FMC Collects $520,000 in Penalty Payments
The Federal Maritime Commission has completed compromise agreements with four ocean transportation intermediaries recovering a total of $520,000 in civil penalties.
The agreements were with both non-vessel-operating common carriers (NVOCCs) and freight forwarders and one vessel-operating common carrier.
Volkswagen Konzernlogistiks GmbH & Co., based in Wolfsburg, Germany, is a vessel-operating common carrier providing roll on-roll off services in the carriage of automobile and other rolling stock. Volkswagen Konzernlogistiks voluntarily disclosed that, over an extended period, it operated pursuant to unfiled space charters with other operators of ro/ro vessels, or pursuant to agreement amendments which were filed with the commission but not yet effective under the Shipping Act. VWKL paid $170,000 in penalties.
Orient Star Transport International Ltd., an NVOCC based in Taipei, Taiwan, and Ba-Shi Yuexin Logistics Development Co. Ltd, an NVOCC based in Alhambra, California, were alleged to have provided transportation to its customers at rates not in accordance with their tariffs and engaging in other unfair practices. Orient Star made a payment of $135,000 in compromise of these allegations, and agreed to cooperate with respect to ongoing investigations into the transportation activities of other parties.

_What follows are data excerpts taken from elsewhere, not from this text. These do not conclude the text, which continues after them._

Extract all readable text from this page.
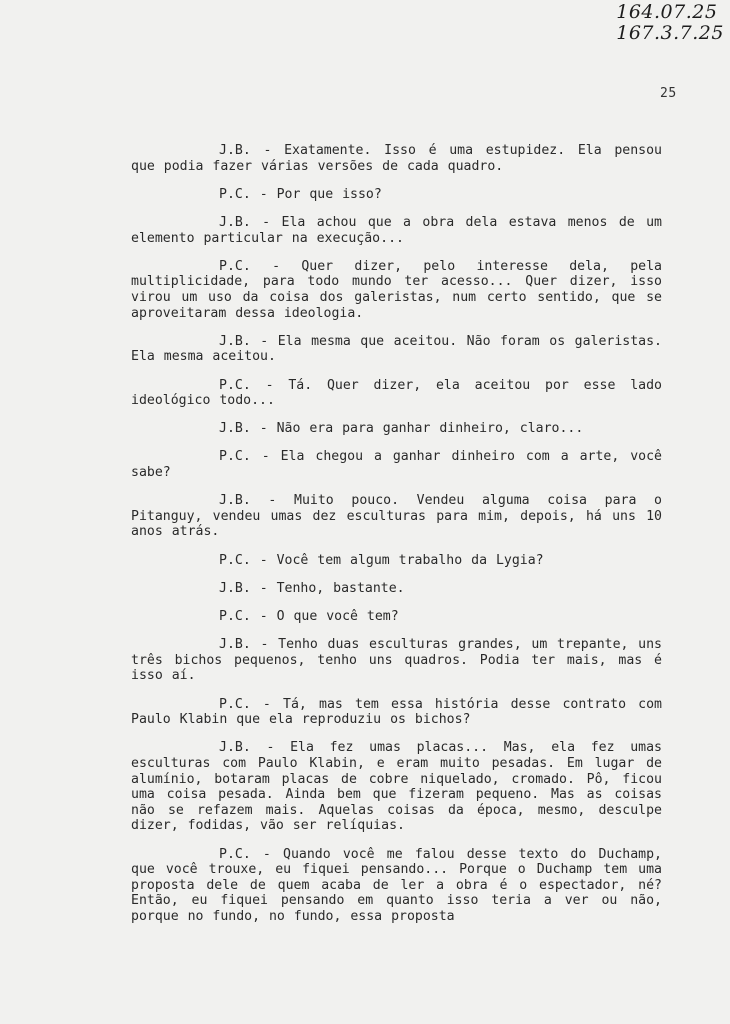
164.07.25
167.3.7.25
25

J.B. - Exatamente. Isso é uma estupidez. Ela pensou que podia fazer várias versões de cada quadro.

P.C. - Por que isso?

J.B. - Ela achou que a obra dela estava menos de um elemento particular na execução...

P.C. - Quer dizer, pelo interesse dela, pela multiplicidade, para todo mundo ter acesso... Quer dizer, isso virou um uso da coisa dos galeristas, num certo sentido, que se aproveitaram dessa ideologia.

J.B. - Ela mesma que aceitou. Não foram os galeristas. Ela mesma aceitou.

P.C. - Tá. Quer dizer, ela aceitou por esse lado ideológico todo...

J.B. - Não era para ganhar dinheiro, claro...

P.C. - Ela chegou a ganhar dinheiro com a arte, você sabe?

J.B. - Muito pouco. Vendeu alguma coisa para o Pitanguy, vendeu umas dez esculturas para mim, depois, há uns 10 anos atrás.

P.C. - Você tem algum trabalho da Lygia?

J.B. - Tenho, bastante.

P.C. - O que você tem?

J.B. - Tenho duas esculturas grandes, um trepante, uns três bichos pequenos, tenho uns quadros. Podia ter mais, mas é isso aí.

P.C. - Tá, mas tem essa história desse contrato com Paulo Klabin que ela reproduziu os bichos?

J.B. - Ela fez umas placas... Mas, ela fez umas esculturas com Paulo Klabin, e eram muito pesadas. Em lugar de alumínio, botaram placas de cobre niquelado, cromado. Pô, ficou uma coisa pesada. Ainda bem que fizeram pequeno. Mas as coisas não se refazem mais. Aquelas coisas da época, mesmo, desculpe dizer, fodidas, vão ser relíquias.

P.C. - Quando você me falou desse texto do Duchamp, que você trouxe, eu fiquei pensando... Porque o Duchamp tem uma proposta dele de quem acaba de ler a obra é o espectador, né? Então, eu fiquei pensando em quanto isso teria a ver ou não, porque no fundo, no fundo, essa proposta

Ba-Shi paid $100,000 in penalties.
Thornley & Pitt, Inc., a licensed NVOCC and freight forwarder located in Millbrae, California, and Razor Cargo Services, a licensed NVOCC and freight forwarder with offices in Jamaica, New York, were alleged to have knowingly obtained transportation at less than applicable rates by means of improperly obtaining access to service contracts to which the companies were not a party. Thornley & Pitt made a payment of $65,000. Razor paid $50,000.
“The agreements and penalties demonstrate the continued hard work and vigilance to protect the shipping public from fraud and unfair practices,” said FCC chair Mario Cordero. “Our objectives are to ensure fair trade and compliance by all segments of the maritime industry, vessel operators and OTIs alike.”
The freight forwarders and NVOCCs settled and agreed to penalties, but did not admit to violations of the Shipping Act or commission regulations.